As a genetic counselor, you are asked to assess the risk for a couple with a family history of familial adenomatous polyposis (FAP) who are thinking about having children. Neither the husband nor the wife has colorectal cancer, but the husband has a sister with FAP. What is the probability that this couple will have a child with FAP? Are there any tests that you could recommend to help in this assessment?

Familial Adenomatous Polyposis (FAP) is a hereditary condition characterized by the development of numerous polyps in the colon and rectum, which significantly increases the risk of colorectal cancer. It is caused by mutations in the APC gene, and individuals with FAP typically have a 100% risk of developing colorectal cancer if untreated. Understanding FAP is crucial for assessing genetic risks in families with a history of the condition.

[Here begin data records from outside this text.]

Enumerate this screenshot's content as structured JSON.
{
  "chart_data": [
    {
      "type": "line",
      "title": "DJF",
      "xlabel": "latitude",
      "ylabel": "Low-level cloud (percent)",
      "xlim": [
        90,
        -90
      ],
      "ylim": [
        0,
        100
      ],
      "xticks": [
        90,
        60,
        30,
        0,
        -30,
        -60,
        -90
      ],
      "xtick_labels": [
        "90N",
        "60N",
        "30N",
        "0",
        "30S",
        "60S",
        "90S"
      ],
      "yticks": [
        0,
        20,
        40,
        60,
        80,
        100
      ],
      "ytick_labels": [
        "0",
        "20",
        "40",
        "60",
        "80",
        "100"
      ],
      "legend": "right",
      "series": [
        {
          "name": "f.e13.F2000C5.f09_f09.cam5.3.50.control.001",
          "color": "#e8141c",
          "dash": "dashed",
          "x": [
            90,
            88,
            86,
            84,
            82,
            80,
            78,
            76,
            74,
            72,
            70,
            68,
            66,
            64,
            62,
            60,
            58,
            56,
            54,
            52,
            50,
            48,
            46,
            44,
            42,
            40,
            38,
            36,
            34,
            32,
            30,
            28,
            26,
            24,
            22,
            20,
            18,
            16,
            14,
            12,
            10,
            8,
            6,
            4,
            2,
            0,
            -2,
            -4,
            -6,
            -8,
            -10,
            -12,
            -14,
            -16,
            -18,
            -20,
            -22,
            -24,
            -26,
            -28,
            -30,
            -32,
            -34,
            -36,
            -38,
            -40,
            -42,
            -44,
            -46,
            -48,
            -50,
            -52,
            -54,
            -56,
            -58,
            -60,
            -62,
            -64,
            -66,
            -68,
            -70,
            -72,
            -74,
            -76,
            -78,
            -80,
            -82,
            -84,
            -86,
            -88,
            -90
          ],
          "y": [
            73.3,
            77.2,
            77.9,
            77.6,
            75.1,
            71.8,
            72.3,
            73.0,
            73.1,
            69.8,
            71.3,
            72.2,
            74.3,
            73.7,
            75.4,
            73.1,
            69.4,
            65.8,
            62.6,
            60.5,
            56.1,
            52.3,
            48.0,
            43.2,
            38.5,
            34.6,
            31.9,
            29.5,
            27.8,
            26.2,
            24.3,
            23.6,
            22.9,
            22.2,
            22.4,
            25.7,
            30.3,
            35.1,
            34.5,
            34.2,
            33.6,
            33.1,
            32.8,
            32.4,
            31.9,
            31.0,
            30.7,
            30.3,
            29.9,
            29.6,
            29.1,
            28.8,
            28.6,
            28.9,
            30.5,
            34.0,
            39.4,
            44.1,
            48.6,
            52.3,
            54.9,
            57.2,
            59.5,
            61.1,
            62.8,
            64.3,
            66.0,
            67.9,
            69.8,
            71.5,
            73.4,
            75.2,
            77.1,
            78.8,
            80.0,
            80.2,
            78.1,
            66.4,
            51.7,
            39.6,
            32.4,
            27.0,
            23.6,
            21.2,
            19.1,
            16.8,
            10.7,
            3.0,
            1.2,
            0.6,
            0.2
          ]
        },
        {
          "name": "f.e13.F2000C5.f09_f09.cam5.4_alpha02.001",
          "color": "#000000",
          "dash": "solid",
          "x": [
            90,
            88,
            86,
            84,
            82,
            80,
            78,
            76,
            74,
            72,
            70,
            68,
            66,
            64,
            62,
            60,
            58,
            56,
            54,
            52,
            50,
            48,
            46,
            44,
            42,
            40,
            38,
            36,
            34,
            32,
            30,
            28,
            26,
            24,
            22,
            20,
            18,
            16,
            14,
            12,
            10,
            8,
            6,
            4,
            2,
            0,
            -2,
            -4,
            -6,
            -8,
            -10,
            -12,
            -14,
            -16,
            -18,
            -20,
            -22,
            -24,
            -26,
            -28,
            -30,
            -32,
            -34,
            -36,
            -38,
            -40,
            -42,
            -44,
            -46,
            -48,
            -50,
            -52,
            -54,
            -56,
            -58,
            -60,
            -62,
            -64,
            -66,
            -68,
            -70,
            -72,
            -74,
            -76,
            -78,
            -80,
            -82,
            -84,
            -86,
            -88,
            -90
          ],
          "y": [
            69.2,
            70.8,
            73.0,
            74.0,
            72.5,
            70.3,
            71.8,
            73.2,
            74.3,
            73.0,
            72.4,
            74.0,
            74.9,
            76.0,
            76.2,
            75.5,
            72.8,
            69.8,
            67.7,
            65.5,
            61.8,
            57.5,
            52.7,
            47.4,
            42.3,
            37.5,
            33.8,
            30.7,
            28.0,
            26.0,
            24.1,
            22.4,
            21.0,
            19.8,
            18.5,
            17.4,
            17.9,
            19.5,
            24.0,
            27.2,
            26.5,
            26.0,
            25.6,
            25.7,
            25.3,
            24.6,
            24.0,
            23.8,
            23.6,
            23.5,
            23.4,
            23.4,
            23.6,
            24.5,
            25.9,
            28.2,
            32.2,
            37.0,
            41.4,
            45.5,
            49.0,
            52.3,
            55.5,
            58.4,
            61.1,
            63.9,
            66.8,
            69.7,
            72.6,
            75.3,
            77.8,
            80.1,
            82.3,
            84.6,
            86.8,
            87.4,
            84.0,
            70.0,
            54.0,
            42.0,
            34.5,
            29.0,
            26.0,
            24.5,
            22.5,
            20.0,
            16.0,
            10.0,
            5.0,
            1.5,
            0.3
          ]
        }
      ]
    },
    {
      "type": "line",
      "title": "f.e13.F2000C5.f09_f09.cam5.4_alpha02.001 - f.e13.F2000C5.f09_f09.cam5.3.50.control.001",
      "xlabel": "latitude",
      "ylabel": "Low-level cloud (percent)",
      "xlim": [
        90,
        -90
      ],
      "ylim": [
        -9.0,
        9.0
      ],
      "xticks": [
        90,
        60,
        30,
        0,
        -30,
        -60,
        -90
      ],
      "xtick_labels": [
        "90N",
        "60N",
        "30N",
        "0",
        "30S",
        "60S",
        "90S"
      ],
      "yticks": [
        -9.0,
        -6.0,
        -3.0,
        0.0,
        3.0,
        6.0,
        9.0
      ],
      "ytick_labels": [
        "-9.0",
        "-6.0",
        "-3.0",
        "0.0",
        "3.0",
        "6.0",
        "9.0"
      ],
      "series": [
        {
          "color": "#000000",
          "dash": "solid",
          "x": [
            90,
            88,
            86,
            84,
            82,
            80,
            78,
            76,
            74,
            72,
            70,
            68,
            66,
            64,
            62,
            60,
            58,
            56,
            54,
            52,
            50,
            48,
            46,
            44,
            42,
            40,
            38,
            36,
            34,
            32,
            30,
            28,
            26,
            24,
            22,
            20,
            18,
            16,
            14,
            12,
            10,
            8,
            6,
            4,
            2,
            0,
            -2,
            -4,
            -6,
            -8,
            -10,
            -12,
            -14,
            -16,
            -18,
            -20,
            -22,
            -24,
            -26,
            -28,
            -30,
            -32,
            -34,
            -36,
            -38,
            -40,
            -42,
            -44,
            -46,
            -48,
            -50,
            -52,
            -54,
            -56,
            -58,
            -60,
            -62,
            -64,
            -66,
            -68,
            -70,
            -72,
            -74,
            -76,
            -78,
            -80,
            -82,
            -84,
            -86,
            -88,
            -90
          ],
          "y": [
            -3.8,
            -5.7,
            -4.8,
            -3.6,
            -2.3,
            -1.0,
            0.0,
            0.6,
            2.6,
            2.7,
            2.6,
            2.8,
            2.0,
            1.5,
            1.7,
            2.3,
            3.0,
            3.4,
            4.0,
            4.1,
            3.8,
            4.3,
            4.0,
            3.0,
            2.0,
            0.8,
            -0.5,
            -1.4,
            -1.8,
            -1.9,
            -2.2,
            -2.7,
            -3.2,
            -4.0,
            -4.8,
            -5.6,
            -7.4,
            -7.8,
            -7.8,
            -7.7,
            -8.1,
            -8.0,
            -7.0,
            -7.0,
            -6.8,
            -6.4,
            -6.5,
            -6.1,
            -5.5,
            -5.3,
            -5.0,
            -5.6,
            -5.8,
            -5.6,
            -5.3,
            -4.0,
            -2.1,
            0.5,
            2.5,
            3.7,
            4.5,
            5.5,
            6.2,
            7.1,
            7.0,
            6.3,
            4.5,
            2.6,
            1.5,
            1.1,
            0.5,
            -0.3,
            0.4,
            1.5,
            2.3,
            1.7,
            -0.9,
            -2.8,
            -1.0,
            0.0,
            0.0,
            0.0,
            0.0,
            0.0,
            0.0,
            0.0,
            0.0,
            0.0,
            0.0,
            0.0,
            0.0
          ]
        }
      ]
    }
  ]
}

FAP follows an autosomal dominant inheritance pattern, meaning that only one copy of the mutated gene from an affected parent can lead to the condition in offspring. In this case, the husband’s sister has FAP, indicating that the husband may carry the mutation. This concept is essential for calculating the probability of the couple's children inheriting the condition, as each child has a 50% chance of inheriting the mutated gene if the father is a carrier.

Genetic testing can identify mutations in the APC gene, providing critical information for assessing the risk of FAP in the couple's children. Genetic counseling can help the couple understand their options, including testing for the husband to determine if he carries the mutation. This process aids in informed decision-making regarding family planning and potential surveillance strategies for early detection of colorectal cancer.